The script then executes two spatial joins: one with a overlaps predicate and one with a within predicate. Then it concatenates the resulting dataframes. The result is a new dataframe, boston_grps, that contains all block groups that are either fully within or overlap the city of Boston. The script then clips the block groups on the city boundary data, resulting in a dataframe named boston that divides the city into block groups.

Finally, the script creates a geopackage called boston with two layers. The first layer, city, is the boston boundary data. The second, master, is the clipped block group data.

Script #4: merge

merge has two inputs: the "gent_by_blck_grp.csv" created in the second script and the master layer of the boston geopackage created in the third script. After reading in the data, the script joins the gentrification index data onto the geospatial data using GEOID as the key. It then writes the merged data to a new layer of the boston geopackage called "gent," as well as a new csv file called "boston_gent.csv"

Script #5: check

This script checks the robustness of the gentrification by plotting the two indexes and fitting a linear regression line using the "boston_gent.csv" file created in the previous script.

First, it reads in the csv file drops the geographic data and block groups with missing data.

To measure the robustness of the index, the script sorts the block groups by the gentrification index with race included and assigns it a value based on its ranking. It repeats the same process for the index that does not include race.

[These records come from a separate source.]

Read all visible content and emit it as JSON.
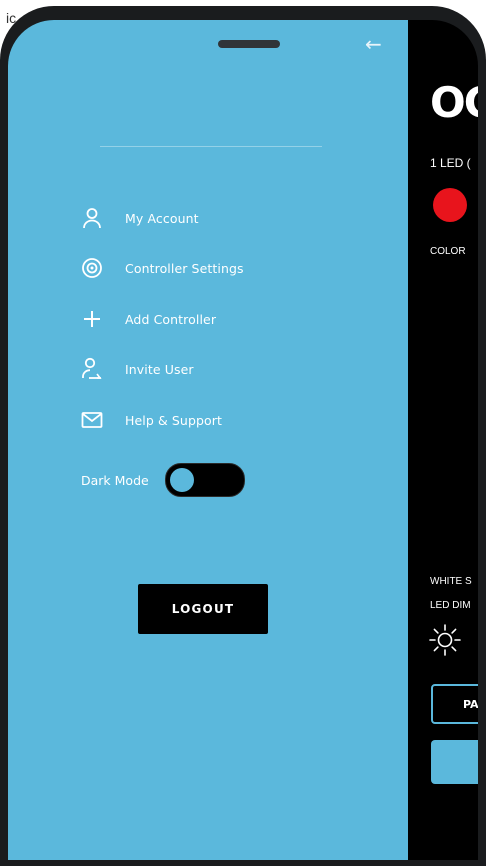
{
  "caption": "ic",
  "drawer": {
    "back_icon": "arrow-left-icon",
    "menu": [
      {
        "label": "My Account",
        "icon": "user-icon"
      },
      {
        "label": "Controller Settings",
        "icon": "target-icon"
      },
      {
        "label": "Add Controller",
        "icon": "plus-icon"
      },
      {
        "label": "Invite User",
        "icon": "user-add-icon"
      },
      {
        "label": "Help & Support",
        "icon": "mail-icon"
      }
    ],
    "dark_mode": {
      "label": "Dark Mode",
      "on": false
    },
    "logout_label": "LOGOUT",
    "accent_color": "#5bb8dc"
  },
  "background": {
    "title_fragment": "OC",
    "led_label": "1 LED (",
    "color_label": "COLOR",
    "color_swatch": "#e8141c",
    "white_label": "WHITE S",
    "dim_label": "LED DIM",
    "button_label": "PA"
  }
}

The script then measures the correlation between the two rankings and plots them with a fitted regression line. The main output is the graph, which is saved as an image titled "Gent_Index_Regplot.png". The regplot shows that the two rankings are highly correlated (r=0.858232), with higher correlations at the ends of the distribution and more variation in the middle.

QGIS

QGIS is used to generate the two heatmaps. It utilizes the boston geopackage created in the scripts, as well as an additional file, "Boston_Neighborhoods.zip," which contains geospatial data for the citys' neighborhoods. The file is provided in the repository, but can be downloaded from the City of Boston's Open Data portal. The first uses all the block groups in the geopackage, while the second filters the data to include only the block groups whose median income was below that of the entire city during the first five year estimate.

Discussion of Results

The maps indicate that gentrification is particularly strong in Mattapan and parts of East Boston. Both neighborhoods have large Black or Hispanic populations, and have lower levels of educational attainment than the rest of the city (Boston Planning & Redevelopment Agency). In addition, both have seen infrastructure investment in recent years. In 2019, a new commuter rail station, Blue Hill, opened in Mattapan, improving commuting options. East Boston has seen green infrastructure investments such as the Piers Park and the East Boston Greenway, which have made it a more attractive place to live. This is not to suggest that historically underserved neighborhoods should not receive investment because of gentrification concerns. In addition, this analysis does not map actual displacement nor seek to establish a causal relationship between gentrification and these projects. However, the maps do suggest that policymakers seeking to ways to stimulate investment in these neighborhoods must be cognizant of these concerns.